If you or someone you know has been diagnosed with Alzheimer’s disease, Parkinson’s disease, Multiple Sclerosis, Autism, Lou Gehrig’s disease (ALS), or diabetes, or if it runs in your family, then I would think it best to stay away from gluten.  If you’re eating gluten and finding yourself suffering from headaches, abdominal pains, or any of the other symptoms previously mentioned, then try at least one week of cutting out gluten and see if you can notice any improvements.
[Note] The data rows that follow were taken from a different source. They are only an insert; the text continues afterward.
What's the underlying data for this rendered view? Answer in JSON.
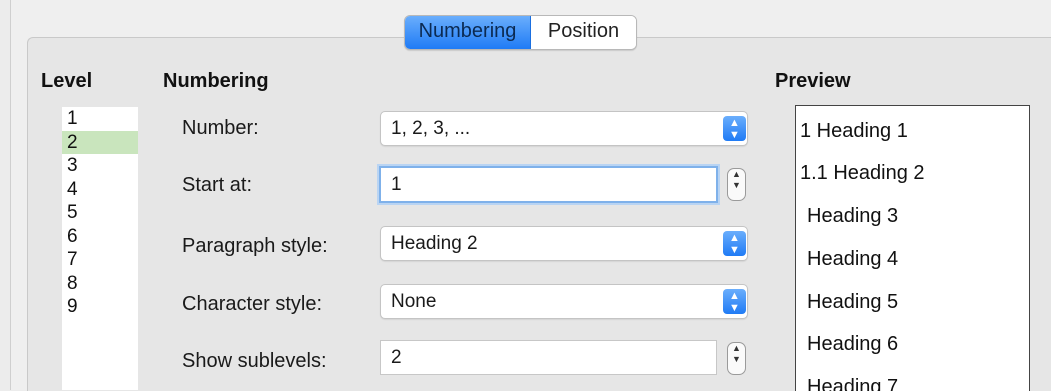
{
  "tabs": [
    {
      "label": "Numbering",
      "active": true
    },
    {
      "label": "Position",
      "active": false
    }
  ],
  "level": {
    "heading": "Level",
    "items": [
      "1",
      "2",
      "3",
      "4",
      "5",
      "6",
      "7",
      "8",
      "9"
    ],
    "selected": "2"
  },
  "numbering": {
    "heading": "Numbering",
    "number_label": "Number:",
    "number_value": "1, 2, 3, ...",
    "start_label": "Start at:",
    "start_value": "1",
    "paragraph_label": "Paragraph style:",
    "paragraph_value": "Heading 2",
    "character_label": "Character style:",
    "character_value": "None",
    "sublevels_label": "Show sublevels:",
    "sublevels_value": "2"
  },
  "preview": {
    "heading": "Preview",
    "lines": [
      "1 Heading 1",
      "1.1 Heading 2",
      "Heading 3",
      "Heading 4",
      "Heading 5",
      "Heading 6",
      "Heading 7"
    ]
  },
  "colors": {
    "accent": "#1f7bf5",
    "selected_row": "#c9e5bd"
  }
}
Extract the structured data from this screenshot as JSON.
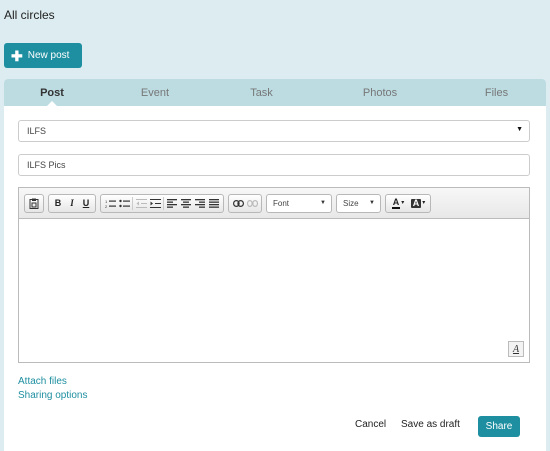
{
  "header": {
    "title": "All circles"
  },
  "new_post": {
    "label": "New post",
    "icon": "plus-icon"
  },
  "tabs": [
    {
      "label": "Post",
      "active": true
    },
    {
      "label": "Event",
      "active": false
    },
    {
      "label": "Task",
      "active": false
    },
    {
      "label": "Photos",
      "active": false
    },
    {
      "label": "Files",
      "active": false
    }
  ],
  "form": {
    "circle_value": "ILFS",
    "title_value": "ILFS Pics"
  },
  "toolbar": {
    "font_label": "Font",
    "size_label": "Size",
    "buttons": [
      "paste-icon",
      "bold-icon",
      "italic-icon",
      "underline-icon",
      "numbered-list-icon",
      "bulleted-list-icon",
      "outdent-icon",
      "indent-icon",
      "align-left-icon",
      "align-center-icon",
      "align-right-icon",
      "justify-icon",
      "link-icon",
      "unlink-icon",
      "text-color-icon",
      "background-color-icon"
    ]
  },
  "links": {
    "attach_files": "Attach files",
    "sharing_options": "Sharing options"
  },
  "actions": {
    "cancel": "Cancel",
    "save_draft": "Save as draft",
    "share": "Share"
  },
  "colors": {
    "accent": "#1e8fa0",
    "background": "#dcecf0",
    "tab_bar": "#bcdce2"
  }
}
Which grains are gluten-free?

Amaranth, arrowroot, buckwheat, corn, millet, potato, quinoa, rice, sorghum, soy, tapioca, and tee.

gluten-free-grains

Which gains contain gluten?

Barley, bulgur, couscous, farina, graham flour, kamut, matzo, rye, semolina, spelt, triticale, wheat, and wheat germ.

Random things that contain gluten:

Cosmetics, lipsticks/lip balm, medications, non-self-adhesive stamps and envelopes, play-doh, shampoos and conditioners, toothpaste, some vitamins and supplements.

There are lots of other foods and ingredients that contain gluten, so do some research if you’re planning on going gluten-free.

Sources:

Perlmutter, David, MD. Grain Brain. New York, NY.  Little, Brown and Company.